MILLINOCKET – A logging truck driven by a Canadian man was broadsided by a 19-car Bangor and Aroostook train Friday morning after the trucker attempted to outrun the locomotive at a railroad crossing on Route 157.
The collision caused the derailment of the train’s engine and first three cars just after 9:30 a.m. and hurled 4-foot pieces of pulpwood from the truck to the side of the road.
Michel Bisson of Sainte-Justine, Quebec, was headed west on Route 157 near Dolby Pond and came around a curve too fast, according to Officer Aaron Brooker of the Millinocket Police Department. Brooker said the 24-year-old Bisson passed one car waiting at the flashing train signal.
Despite the train’s headlight and the horn sounded by the engineer, Bisson failed to see the oncoming train until he was nearing the track. Bisson said he knew he couldn’t slow down, according to Brooker.
“Instead of stopping, [Bisson] tried to beat the train, and he was hit where the trailer hooks on the truck,” Brooker said.
The impact pushed the truck off the road and forced the train’s engine to derail and land on its side a few hundred feet past the track’s intersection with Route 157. The first three cars were damaged as a result of slamming into each other. The cars also derailed but remained partially upright. The train blocked the road.
Bisson and the train’s engineer, Vern Jacobs of Millinocket, suffered minor injuries from the accident. Both were taken by ambulance to Millinocket Regional Hospital, were treated Friday and released, according to hospital officials. The train’s conductor was not injured in the wreck.
Bisson received a summons for improper passing, imprudent speed, and failure to stop at a railroad warning device.
Brooker said Route 157 was closed for an hour and a half while the road was cleared. He estimated traffic was backed up between three and five miles. Gardiner Chip Mills provided a loader to move the trailer and push the derailed freight cars away from the roadway after they were separated from the remaining cars.
The freight train had a total of 19 cars including the engine. Thirteen of the cars were carrying paper while the other five were carrying wetlap, a product used in making paper.
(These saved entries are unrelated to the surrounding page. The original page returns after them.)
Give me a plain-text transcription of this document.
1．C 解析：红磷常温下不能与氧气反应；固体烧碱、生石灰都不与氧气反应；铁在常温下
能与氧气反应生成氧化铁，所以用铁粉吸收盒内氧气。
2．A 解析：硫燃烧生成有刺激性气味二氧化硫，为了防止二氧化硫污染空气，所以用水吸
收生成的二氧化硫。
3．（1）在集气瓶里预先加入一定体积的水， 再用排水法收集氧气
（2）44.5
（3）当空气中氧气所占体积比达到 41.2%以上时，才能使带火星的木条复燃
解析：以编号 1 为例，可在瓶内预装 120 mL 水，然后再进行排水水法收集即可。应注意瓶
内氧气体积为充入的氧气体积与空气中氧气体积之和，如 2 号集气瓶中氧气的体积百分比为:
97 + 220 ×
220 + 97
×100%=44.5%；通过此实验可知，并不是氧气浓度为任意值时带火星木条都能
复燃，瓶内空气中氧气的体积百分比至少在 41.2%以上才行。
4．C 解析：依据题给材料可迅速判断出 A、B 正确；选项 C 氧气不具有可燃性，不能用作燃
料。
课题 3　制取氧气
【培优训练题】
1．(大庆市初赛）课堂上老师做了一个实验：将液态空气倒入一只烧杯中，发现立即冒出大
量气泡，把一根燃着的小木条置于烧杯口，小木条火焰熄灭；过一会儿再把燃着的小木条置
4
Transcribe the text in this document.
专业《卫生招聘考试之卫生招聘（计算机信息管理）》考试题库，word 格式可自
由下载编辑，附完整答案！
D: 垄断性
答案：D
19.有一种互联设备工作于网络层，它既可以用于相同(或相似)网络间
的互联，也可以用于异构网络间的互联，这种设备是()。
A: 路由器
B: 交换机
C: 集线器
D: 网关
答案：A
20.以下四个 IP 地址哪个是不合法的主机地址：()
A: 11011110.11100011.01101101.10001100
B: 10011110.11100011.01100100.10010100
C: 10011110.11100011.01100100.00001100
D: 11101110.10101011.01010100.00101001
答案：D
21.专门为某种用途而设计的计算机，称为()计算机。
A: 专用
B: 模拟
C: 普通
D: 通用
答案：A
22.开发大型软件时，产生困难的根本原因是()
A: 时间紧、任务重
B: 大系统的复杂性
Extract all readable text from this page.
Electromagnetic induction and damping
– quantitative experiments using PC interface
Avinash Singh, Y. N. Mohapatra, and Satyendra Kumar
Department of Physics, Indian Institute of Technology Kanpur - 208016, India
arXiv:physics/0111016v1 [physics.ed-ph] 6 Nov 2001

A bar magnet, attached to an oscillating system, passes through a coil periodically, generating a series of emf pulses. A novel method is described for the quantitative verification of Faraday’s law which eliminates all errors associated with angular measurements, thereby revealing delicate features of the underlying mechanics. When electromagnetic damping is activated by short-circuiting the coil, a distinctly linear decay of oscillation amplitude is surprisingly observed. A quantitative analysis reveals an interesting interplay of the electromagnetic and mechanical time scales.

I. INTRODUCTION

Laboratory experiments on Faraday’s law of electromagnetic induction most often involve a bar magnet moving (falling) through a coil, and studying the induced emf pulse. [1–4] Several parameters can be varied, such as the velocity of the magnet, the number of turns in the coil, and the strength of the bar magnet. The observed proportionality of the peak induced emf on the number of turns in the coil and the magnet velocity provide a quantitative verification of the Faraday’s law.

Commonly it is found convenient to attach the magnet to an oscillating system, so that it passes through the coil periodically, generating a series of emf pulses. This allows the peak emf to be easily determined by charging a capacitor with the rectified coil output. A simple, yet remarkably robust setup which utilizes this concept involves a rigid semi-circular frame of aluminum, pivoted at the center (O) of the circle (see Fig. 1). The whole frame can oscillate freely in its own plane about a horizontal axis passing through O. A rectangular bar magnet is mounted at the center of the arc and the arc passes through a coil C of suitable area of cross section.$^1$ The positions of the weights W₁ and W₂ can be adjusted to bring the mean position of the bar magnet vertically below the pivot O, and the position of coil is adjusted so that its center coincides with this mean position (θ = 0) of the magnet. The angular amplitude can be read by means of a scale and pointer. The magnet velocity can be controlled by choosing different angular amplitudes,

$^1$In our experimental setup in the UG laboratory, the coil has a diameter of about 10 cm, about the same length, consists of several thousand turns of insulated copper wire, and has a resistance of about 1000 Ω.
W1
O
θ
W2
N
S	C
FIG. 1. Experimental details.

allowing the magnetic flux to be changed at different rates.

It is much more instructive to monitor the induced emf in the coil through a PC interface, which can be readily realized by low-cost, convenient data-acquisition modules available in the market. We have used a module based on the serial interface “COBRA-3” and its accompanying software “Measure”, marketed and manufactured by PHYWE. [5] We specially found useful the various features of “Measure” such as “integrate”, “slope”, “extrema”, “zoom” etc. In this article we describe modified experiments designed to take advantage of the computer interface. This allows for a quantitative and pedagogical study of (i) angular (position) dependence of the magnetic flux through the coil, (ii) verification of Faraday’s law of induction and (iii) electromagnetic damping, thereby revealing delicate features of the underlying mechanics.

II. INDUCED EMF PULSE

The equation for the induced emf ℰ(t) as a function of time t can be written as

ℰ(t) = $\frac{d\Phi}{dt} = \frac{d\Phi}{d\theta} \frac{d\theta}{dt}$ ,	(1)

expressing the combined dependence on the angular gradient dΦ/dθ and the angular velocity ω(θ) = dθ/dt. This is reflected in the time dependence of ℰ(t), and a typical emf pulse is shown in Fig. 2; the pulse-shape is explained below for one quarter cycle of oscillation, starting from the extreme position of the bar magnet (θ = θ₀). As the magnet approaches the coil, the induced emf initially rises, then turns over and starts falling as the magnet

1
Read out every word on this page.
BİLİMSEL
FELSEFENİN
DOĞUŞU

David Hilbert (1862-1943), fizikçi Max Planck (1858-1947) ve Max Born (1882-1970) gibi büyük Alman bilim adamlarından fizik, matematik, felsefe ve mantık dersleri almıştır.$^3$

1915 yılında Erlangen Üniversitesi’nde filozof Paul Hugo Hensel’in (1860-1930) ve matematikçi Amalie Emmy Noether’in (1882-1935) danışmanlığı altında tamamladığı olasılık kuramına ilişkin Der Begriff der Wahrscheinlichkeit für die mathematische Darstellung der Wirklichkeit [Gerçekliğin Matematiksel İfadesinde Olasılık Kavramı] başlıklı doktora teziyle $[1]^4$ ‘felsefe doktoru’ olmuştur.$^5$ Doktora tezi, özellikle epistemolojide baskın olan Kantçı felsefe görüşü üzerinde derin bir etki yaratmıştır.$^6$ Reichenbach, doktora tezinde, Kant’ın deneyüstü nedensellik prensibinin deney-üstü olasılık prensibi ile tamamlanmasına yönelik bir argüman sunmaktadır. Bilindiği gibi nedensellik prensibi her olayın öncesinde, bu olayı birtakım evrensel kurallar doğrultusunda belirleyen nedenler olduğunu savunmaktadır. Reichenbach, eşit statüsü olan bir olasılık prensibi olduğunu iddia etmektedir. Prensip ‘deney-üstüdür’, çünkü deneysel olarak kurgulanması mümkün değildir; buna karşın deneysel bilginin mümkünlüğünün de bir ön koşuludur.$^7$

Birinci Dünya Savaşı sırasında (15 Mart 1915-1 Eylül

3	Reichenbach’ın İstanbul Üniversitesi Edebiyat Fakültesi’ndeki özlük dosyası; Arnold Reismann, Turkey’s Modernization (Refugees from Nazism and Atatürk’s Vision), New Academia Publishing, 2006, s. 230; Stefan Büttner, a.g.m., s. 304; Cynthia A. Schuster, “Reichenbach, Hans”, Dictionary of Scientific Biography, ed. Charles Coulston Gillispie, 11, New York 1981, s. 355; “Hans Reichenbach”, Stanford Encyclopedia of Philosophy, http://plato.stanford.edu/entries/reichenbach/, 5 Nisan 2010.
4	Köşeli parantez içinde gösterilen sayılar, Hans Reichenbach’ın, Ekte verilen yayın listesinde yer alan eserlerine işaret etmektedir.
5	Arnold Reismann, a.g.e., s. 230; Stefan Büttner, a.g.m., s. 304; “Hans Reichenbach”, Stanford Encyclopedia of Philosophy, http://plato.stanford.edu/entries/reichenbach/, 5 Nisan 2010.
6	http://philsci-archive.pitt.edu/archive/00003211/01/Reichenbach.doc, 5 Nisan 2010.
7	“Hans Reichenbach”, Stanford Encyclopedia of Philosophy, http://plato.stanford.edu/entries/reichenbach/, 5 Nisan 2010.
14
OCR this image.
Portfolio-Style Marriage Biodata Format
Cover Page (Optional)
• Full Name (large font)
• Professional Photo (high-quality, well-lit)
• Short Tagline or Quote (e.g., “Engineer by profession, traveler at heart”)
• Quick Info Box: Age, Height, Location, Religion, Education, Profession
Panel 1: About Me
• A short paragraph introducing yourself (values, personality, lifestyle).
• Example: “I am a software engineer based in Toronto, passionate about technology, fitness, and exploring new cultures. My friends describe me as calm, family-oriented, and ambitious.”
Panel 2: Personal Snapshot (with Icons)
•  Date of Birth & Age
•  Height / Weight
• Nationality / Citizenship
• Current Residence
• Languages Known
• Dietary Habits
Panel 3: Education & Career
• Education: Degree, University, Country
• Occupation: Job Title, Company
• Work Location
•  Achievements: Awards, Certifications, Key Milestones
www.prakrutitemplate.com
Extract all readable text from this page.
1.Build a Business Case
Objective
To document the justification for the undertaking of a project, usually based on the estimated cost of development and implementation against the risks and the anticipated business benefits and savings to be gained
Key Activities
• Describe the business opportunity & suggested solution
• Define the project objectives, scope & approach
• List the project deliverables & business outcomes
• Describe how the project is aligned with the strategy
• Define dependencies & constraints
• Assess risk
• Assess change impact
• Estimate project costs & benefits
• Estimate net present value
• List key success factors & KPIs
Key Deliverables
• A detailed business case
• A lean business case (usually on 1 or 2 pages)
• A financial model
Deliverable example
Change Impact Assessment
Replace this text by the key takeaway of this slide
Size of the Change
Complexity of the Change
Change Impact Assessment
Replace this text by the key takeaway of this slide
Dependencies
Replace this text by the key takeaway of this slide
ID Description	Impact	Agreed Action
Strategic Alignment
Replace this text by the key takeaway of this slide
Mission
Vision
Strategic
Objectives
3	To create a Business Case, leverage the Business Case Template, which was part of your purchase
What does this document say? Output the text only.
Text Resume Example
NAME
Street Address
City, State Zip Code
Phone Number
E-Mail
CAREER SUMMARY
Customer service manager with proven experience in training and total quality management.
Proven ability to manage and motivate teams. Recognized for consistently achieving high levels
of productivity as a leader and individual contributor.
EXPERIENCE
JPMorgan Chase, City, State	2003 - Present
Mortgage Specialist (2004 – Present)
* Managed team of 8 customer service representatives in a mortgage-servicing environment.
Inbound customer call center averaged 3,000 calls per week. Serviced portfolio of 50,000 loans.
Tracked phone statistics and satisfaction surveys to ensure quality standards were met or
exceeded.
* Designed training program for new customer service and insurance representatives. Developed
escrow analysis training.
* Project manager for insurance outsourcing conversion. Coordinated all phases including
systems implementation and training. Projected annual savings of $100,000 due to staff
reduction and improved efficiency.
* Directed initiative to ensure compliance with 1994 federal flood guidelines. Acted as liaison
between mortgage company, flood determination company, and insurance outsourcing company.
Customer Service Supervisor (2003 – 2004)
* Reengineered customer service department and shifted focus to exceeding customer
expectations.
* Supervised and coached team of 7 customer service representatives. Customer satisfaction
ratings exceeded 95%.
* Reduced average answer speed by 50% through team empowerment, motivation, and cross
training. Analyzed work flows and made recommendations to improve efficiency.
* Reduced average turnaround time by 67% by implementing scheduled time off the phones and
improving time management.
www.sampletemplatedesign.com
Brooker said the engine essentially was demolished. Including the engine and the first three cars, B&A Railroad Co. estimated the damage at $100,000.
According to Brooker, B&A Railroad Co. hoped to get the track cleared and operational within 24 hours.
Brooker said the tractor-trailer is owned by GD Transport of Sainte-Zacharie, Quebec. He said the trailer was demolished with an estimated damage of $5,000. The tractor received only minimal damage in the wreck.
Bisson’s truck also wrecked the railroad warning device next to the road, although the dollar amount of that damage wasn’t available Friday.
The environmental impact was minimal, according to Jake Ward of the Department of Environmental Protection. Ward estimated that 50 gallons of fuel spilled from the train engine. A crew from Dead River Co. of Millinocket spent Friday afternoon transferring the remaining 500 gallons in the engine into a truck.
The East Millinocket Police Department and game wardens from the Department of Inland Fisheries and Wildlife assisted at the accident.